Security overview
AllSide Fusion is designed for multi-tenant SaaS with strict workspace isolation.
Authentication
- Email and password sign-in via Supabase Auth
- Email confirmation required for new accounts
- Session cookies with secure defaults
- Password reset via email
Workspace isolation
- Each workspace's data is scoped by workspace ID
- Row-level security (RLS) policies enforce tenant boundaries in the database
- API routes validate workspace membership before returning data
Roles and access
- Role-based access control (RBAC) for Owner, Administrator, and Staff
- Client portal users limited to their client scope
- Platform admin routes restricted to AllSide Systems operators
Transport and headers
- HTTPS enforced in production
- Security headers including Content-Security-Policy on all routes
- Stricter CSP on public intake forms
Data storage
- Application data in Supabase (PostgreSQL)

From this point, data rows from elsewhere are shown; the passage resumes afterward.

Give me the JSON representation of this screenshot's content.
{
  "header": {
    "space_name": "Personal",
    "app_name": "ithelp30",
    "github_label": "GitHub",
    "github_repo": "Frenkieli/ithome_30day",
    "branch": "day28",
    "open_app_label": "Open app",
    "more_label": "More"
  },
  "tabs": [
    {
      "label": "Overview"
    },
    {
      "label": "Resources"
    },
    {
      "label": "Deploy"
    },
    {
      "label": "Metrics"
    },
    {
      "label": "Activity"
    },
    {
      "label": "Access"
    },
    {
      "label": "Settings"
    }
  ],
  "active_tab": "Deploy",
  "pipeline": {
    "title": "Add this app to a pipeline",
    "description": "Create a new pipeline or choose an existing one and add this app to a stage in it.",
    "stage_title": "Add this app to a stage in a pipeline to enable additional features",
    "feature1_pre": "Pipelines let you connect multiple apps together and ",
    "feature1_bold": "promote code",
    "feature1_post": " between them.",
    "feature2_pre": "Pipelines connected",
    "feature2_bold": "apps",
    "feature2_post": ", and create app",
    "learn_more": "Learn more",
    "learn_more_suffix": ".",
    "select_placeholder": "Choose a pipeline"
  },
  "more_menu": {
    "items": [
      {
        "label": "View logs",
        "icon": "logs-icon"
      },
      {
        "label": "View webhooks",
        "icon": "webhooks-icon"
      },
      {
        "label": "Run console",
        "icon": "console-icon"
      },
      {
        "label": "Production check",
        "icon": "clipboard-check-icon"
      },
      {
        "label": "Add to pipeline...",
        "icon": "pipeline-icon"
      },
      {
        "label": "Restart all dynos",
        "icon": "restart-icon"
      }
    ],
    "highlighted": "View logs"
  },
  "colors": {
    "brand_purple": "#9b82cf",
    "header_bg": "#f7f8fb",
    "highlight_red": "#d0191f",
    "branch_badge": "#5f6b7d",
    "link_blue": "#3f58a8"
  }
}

- File storage in workspace-scoped buckets with quota enforcement
- Backups managed at the infrastructure provider level — see operational runbooks
Public intake
Public intake forms are workspace-scoped. Submissions do not expose other workspace data. Rate limiting and validation apply to public endpoints.
Reporting issues
Report security concerns to support@allsidefusion.com. Do not disclose vulnerabilities publicly before we have had a chance to respond.
Compliance
Version 1 provides operational security suitable for SMB client operations. Formal compliance certifications (e.g. SOC 2) are on the future roadmap — not part of Version 1.